Very recently, I compiled much of this knowledge and experience into an eBook that I made available for sale here on Darwinian-Medicine.com. In today’s article, I thought I’d share a small segment from that eBook entitled The Therapeutic Potential of Fermented Vegetables. If you haven’t yet grabbed a copy of the full eBook, but feel like doing so after reading this piece, then you have that option at the bottom of the article.
Here’s the segment…
Fruits and vegetables are not just a source of vitamins, minerals, protein, and the like; they are also a source of bacteria. We’ve co-evolved alongside plant-associated microbial communities, which have contributed microbial diversity to the human microbiota. Over time, we’ve come to depend on a variety of different microbes to function correctly, some of which can be found on the surface of plants.
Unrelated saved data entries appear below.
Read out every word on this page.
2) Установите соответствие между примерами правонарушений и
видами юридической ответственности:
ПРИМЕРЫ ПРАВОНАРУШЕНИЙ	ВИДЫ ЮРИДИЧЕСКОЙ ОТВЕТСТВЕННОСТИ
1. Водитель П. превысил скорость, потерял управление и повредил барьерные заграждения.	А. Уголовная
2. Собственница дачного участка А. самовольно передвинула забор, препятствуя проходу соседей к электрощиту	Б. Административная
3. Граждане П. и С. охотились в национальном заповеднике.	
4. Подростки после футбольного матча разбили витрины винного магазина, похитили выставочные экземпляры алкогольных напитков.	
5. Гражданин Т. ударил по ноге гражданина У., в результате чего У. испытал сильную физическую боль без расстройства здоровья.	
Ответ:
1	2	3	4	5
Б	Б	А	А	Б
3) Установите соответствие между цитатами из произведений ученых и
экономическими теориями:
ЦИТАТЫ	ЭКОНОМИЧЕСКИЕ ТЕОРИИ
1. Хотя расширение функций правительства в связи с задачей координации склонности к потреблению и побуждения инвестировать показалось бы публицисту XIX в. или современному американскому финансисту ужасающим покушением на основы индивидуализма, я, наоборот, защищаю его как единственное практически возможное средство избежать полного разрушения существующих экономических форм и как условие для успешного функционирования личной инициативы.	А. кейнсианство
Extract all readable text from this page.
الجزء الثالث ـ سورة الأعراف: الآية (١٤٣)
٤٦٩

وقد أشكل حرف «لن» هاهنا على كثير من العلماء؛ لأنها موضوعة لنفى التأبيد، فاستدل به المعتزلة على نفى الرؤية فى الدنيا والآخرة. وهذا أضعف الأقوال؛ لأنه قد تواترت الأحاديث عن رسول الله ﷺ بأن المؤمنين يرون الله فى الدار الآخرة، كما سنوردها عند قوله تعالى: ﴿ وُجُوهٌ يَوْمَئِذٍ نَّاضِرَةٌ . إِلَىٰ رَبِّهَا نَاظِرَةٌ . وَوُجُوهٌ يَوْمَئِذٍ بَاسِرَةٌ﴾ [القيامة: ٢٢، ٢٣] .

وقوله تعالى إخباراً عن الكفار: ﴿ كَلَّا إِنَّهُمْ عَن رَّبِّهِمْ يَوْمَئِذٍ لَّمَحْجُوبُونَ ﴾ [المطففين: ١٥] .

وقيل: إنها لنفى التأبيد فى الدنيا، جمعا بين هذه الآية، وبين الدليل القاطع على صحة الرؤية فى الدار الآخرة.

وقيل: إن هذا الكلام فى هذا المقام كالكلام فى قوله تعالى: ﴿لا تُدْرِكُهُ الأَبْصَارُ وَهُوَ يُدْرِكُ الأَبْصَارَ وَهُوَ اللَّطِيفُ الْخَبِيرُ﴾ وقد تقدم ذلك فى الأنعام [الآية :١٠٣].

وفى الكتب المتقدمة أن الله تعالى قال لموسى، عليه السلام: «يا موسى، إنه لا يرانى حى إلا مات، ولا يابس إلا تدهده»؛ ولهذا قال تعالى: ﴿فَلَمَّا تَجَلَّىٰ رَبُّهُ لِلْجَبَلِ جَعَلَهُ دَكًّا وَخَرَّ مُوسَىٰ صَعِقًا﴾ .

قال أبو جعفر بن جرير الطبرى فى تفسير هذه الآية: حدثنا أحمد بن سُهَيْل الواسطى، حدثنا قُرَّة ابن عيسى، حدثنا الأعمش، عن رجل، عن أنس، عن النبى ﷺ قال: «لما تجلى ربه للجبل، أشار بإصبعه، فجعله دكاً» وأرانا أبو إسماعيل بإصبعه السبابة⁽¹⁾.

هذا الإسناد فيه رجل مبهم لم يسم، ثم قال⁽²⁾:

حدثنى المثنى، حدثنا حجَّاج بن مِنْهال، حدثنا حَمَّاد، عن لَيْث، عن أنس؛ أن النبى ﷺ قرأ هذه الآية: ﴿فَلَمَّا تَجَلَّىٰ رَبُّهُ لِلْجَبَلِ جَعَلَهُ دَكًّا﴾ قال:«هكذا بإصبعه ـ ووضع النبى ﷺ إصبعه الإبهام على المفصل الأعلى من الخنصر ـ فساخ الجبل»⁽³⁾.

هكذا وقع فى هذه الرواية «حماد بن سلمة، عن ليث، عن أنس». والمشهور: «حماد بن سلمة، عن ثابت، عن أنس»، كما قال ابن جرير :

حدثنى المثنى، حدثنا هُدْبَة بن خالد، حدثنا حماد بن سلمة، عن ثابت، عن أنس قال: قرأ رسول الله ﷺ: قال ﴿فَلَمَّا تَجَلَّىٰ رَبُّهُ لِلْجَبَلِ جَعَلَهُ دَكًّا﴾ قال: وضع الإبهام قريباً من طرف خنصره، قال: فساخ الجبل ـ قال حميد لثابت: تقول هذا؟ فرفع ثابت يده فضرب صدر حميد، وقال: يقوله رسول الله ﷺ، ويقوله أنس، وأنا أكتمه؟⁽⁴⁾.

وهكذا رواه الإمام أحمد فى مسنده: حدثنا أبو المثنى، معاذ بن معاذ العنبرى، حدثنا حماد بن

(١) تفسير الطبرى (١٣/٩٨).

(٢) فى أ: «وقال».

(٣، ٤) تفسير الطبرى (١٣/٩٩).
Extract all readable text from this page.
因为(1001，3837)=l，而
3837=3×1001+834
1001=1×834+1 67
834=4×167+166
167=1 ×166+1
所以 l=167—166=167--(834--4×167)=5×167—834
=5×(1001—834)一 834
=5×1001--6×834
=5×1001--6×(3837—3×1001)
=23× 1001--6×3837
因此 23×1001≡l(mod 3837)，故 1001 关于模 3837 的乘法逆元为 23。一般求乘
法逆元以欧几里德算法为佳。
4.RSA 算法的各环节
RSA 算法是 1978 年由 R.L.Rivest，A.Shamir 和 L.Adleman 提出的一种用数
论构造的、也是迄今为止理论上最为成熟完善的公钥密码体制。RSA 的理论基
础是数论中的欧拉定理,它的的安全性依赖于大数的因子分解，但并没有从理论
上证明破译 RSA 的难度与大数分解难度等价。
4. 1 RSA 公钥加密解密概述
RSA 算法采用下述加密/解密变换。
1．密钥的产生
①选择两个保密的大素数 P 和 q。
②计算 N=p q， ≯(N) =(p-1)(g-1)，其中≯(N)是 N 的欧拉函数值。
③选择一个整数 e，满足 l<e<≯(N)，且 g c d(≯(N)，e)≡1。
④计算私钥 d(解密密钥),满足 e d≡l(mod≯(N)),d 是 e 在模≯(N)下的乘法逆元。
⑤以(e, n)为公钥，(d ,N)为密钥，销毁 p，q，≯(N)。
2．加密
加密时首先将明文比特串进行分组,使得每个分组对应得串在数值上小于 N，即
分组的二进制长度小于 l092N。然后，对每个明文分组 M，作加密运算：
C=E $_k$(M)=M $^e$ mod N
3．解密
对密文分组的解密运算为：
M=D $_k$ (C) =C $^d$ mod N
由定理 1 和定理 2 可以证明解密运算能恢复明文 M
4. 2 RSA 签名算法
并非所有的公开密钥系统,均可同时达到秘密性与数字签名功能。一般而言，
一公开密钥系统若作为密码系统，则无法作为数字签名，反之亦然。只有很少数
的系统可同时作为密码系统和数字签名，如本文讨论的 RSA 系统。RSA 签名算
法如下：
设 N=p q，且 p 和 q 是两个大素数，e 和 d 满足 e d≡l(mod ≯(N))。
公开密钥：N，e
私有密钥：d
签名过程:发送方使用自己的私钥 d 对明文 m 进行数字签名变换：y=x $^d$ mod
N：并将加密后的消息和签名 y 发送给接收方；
Fermented vegetables can help mend the now-troubled relationship between man and microbes by infusing friendly bacteria into the human gut. By utilizing the bacteria that are already present on the surfaces of vegetables, one can make delicious ferments that are not only packed with “good” bacteria, but also with a variety of phytochemicals and nutritional compounds. During the fermentation process, the bacteria break down the sugars found in the vegetables, which they utilize in their lactic acid-yielding metabolic processes.
Traditionally, fermentation was used to preserve food. Today, most of us have freezers and refrigerators and don’t harvest our own food; hence, we don’t have to ferment foods. That doesn’t mean we can’t benefit from doing it though.
If your gut is healthy, then you don’t necessarily have to make or eat fermented foods. If it’s not healthy, however, you should strongly consider doing so.
Most vegetables can be successfully fermented. In other words, it’s possible to make many different varieties of fermented vegetables. Not only that, but by tweaking around with variables such as fermentation time, salt content, and temperature, one can change the microbiota composition, nutritional profile, and taste of one’s ferments. This, in combination with the fact that fermented vegetables contain unique, diverse mixes of bacteria, is why you should strongly consider making and eating sauerkraut, kimchi, and the like.